Here's the thing: Trex reported that revenue increased 10% and earnings per share were up 20%, as the company continues to take market share from its competitors and from traditional wood decking. Both metrics were solid and came in above market estimates. So what gives?

Friends gather for a cookout on a deck.

Deck building season is upon us, and Trex is taking market share. Image source: Getty Images.

In short, it's a reminder that the market can be unpredictable in the short term, even when a business seems to be doing everything right. Let's take a closer look at what's most important for investors: how the company's business is performing and what we can expect going forward. 

Trex's marketing and operating strategies continue to pay off

Over the past couple of years, Trex's management has focused on three key priorities for driving better results: expanded marketing, new product development, and rigorous improvement to operations. 

From an operations perspective, Trex made more solid gains in the first quarter, with gross margin up 120 basis points to 45%. The majority of this improvement is the result of efforts to drive down fixed expenses, to improve throughput from existing lines, and to reduce material costs. The table below shows how the company has been able to steadily drive its quarterly gross margins higher:

TREX Gross Profit Margin (Quarterly) Chart

TREX Gross Profit Margin (Quarterly) data by YCharts.

Even with the impact of seasonal demand for its products, the company has been able to improve gross margin on a year-over-year basis each quarter for the past couple of years. A significant amount of this margin improvement has reached the bottom line. This has happened in no small part because the company has been able to keep its sales, general, and administrative expenses (SG&A) as a percentage of sales in line while it improved gross margin. 

However, SG&A increased in the quarter, from 15.7% to 16.1% of sales year over year. Management said that this was a planned increase and was directly related to the company's marketing and product development strategy. Of the $2.7 million increase in SG&A, $2 million of that was related to higher sales and marketing ($1.2 million) and R&D ($0.8 million) spending in the quarter. 

With net income and operating income both well above last year's quarterly results, this afforded Trex the ability to spend slightly more on marketing and R&D while still growing earnings per share by 20%. 

Looking ahead

CFO Bryan Fairbanks said management expects the company to generate $160 million in sales, or roughly 10% sales growth in the second quarter, with incremental margin from those new sales of more than 50%. He also said that the company expects SG&A to be roughly the same as a percentage of revenue as it was in the year-ago quarter. If that all proves to be the case, the company is likely to deliver another quarter of top- and bottom-line growth similar to this one. 

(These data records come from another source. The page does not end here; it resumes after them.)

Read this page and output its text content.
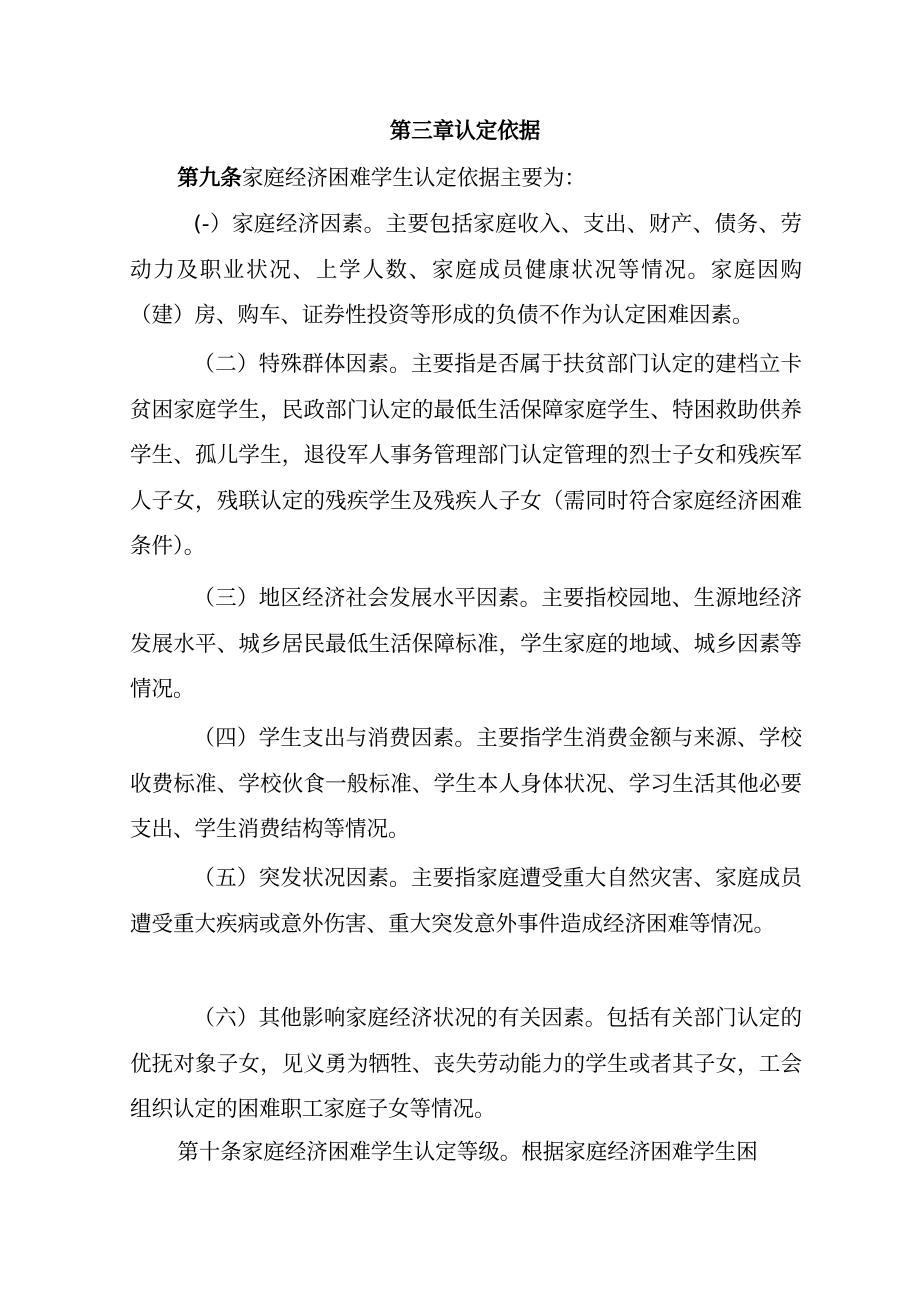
第三章认定依据

第九条家庭经济困难学生认定依据主要为：

(-）家庭经济因素。主要包括家庭收入、支出、财产、债务、劳动力及职业状况、上学人数、家庭成员健康状况等情况。家庭因购（建）房、购车、证券性投资等形成的负债不作为认定困难因素。

（二）特殊群体因素。主要指是否属于扶贫部门认定的建档立卡贫困家庭学生，民政部门认定的最低生活保障家庭学生、特困救助供养学生、孤儿学生，退役军人事务管理部门认定管理的烈士子女和残疾军人子女，残联认定的残疾学生及残疾人子女（需同时符合家庭经济困难条件）。

（三）地区经济社会发展水平因素。主要指校园地、生源地经济发展水平、城乡居民最低生活保障标准，学生家庭的地域、城乡因素等情况。

（四）学生支出与消费因素。主要指学生消费金额与来源、学校收费标准、学校伙食一般标准、学生本人身体状况、学习生活其他必要支出、学生消费结构等情况。

（五）突发状况因素。主要指家庭遭受重大自然灾害、家庭成员遭受重大疾病或意外伤害、重大突发意外事件造成经济困难等情况。

（六）其他影响家庭经济状况的有关因素。包括有关部门认定的优抚对象子女，见义勇为牺牲、丧失劳动能力的学生或者其子女，工会组织认定的困难职工家庭子女等情况。

第十条家庭经济困难学生认定等级。根据家庭经济困难学生困
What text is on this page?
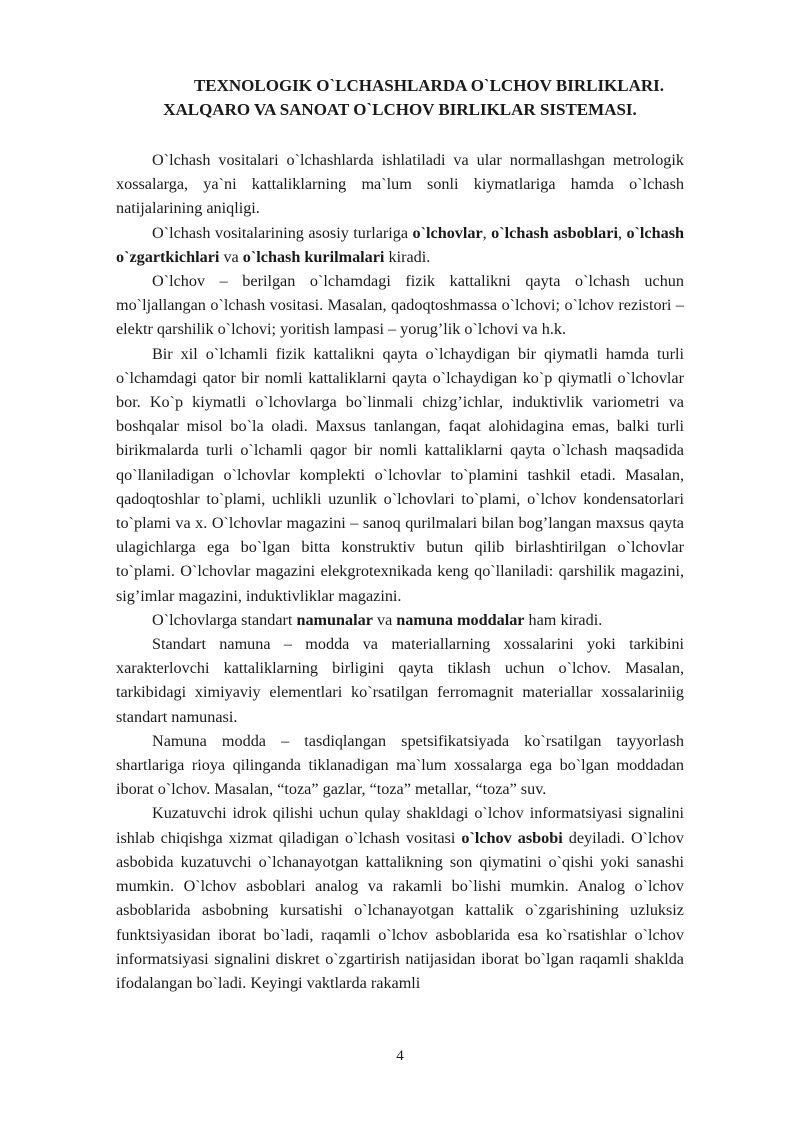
TEXNOLOGIK O`LCHASHLARDA O`LCHOV BIRLIKLARI.
XALQARO VA SANOAT O`LCHOV BIRLIKLAR SISTEMASI.

O`lchash vositalari o`lchashlarda ishlatiladi va ular normallashgan metrologik xossalarga, ya`ni kattaliklarning ma`lum sonli kiymatlariga hamda o`lchash natijalarining aniqligi.

O`lchash vositalarining asosiy turlariga o`lchovlar, o`lchash asboblari, o`lchash o`zgartkichlari va o`lchash kurilmalari kiradi.

O`lchov – berilgan o`lchamdagi fizik kattalikni qayta o`lchash uchun mo`ljallangan o`lchash vositasi. Masalan, qadoqtoshmassa o`lchovi; o`lchov rezistori – elektr qarshilik o`lchovi; yoritish lampasi – yorug’lik o`lchovi va h.k.

Bir xil o`lchamli fizik kattalikni qayta o`lchaydigan bir qiymatli hamda turli o`lchamdagi qator bir nomli kattaliklarni qayta o`lchaydigan ko`p qiymatli o`lchovlar bor. Ko`p kiymatli o`lchovlarga bo`linmali chizg’ichlar, induktivlik variometri va boshqalar misol bo`la oladi. Maxsus tanlangan, faqat alohidagina emas, balki turli birikmalarda turli o`lchamli qagor bir nomli kattaliklarni qayta o`lchash maqsadida qo`llaniladigan o`lchovlar komplekti o`lchovlar to`plamini tashkil etadi. Masalan, qadoqtoshlar to`plami, uchlikli uzunlik o`lchovlari to`plami, o`lchov kondensatorlari to`plami va x. O`lchovlar magazini – sanoq qurilmalari bilan bog’langan maxsus qayta ulagichlarga ega bo`lgan bitta konstruktiv butun qilib birlashtirilgan o`lchovlar to`plami. O`lchovlar magazini elekgrotexnikada keng qo`llaniladi: qarshilik magazini, sig’imlar magazini, induktivliklar magazini.

O`lchovlarga standart namunalar va namuna moddalar ham kiradi.

Standart namuna – modda va materiallarning xossalarini yoki tarkibini xarakterlovchi kattaliklarning birligini qayta tiklash uchun o`lchov. Masalan, tarkibidagi ximiyaviy elementlari ko`rsatilgan ferromagnit materiallar xossalariniig standart namunasi.

Namuna modda – tasdiqlangan spetsifikatsiyada ko`rsatilgan tayyorlash shartlariga rioya qilinganda tiklanadigan ma`lum xossalarga ega bo`lgan moddadan iborat o`lchov. Masalan, “toza” gazlar, “toza” metallar, “toza” suv.

Kuzatuvchi idrok qilishi uchun qulay shakldagi o`lchov informatsiyasi signalini ishlab chiqishga xizmat qiladigan o`lchash vositasi o`lchov asbobi deyiladi. O`lchov asbobida kuzatuvchi o`lchanayotgan kattalikning son qiymatini o`qishi yoki sanashi mumkin. O`lchov asboblari analog va rakamli bo`lishi mumkin. Analog o`lchov asboblarida asbobning kursatishi o`lchanayotgan kattalik o`zgarishining uzluksiz funktsiyasidan iborat bo`ladi, raqamli o`lchov asboblarida esa ko`rsatishlar o`lchov informatsiyasi signalini diskret o`zgartirish natijasidan iborat bo`lgan raqamli shaklda ifodalangan bo`ladi. Keyingi vaktlarda rakamli

4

The bottom line is that Trex continues to absolutely nail it, with fantastic operating results that wring a lot of incremental profits out of sales growth, and management doesn't see the growth coming to a stop now. 

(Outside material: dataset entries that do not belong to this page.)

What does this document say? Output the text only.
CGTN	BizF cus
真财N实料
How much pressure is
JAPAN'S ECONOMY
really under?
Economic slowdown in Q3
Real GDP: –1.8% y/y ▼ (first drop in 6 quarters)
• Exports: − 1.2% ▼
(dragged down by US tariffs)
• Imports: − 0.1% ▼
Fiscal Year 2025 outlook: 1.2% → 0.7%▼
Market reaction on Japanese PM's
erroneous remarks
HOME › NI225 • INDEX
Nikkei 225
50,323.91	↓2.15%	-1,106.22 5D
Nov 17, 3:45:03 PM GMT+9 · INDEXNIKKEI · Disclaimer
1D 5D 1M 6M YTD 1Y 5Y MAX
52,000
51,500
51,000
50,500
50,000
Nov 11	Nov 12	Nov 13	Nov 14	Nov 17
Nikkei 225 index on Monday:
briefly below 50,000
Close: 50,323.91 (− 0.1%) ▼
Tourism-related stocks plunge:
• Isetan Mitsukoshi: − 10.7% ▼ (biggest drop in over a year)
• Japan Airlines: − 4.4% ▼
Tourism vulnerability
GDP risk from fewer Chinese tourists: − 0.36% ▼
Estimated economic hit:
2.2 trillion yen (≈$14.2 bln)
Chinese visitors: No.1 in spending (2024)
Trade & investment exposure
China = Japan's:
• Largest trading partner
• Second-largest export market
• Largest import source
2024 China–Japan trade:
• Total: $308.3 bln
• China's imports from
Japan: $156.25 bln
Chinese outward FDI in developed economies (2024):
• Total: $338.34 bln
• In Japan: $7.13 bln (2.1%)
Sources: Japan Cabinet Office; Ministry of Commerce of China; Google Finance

Trex's effective marketing across both traditional and social media is paying off with by far the best brand recognition in the industry. That's leading to faster sales growth than alt-wood competitors and the overall decking market. Trex's broad North American (and growing international) distribution network also continues to help offset the impacts of regional weather events, which have weighed on its quarterly results in the past. Factor in a relatively healthy economy and housing market, and a jobs market that is showing gains in both employment levels and income, and there's a lot to like about Trex's near-term and long-term prospects.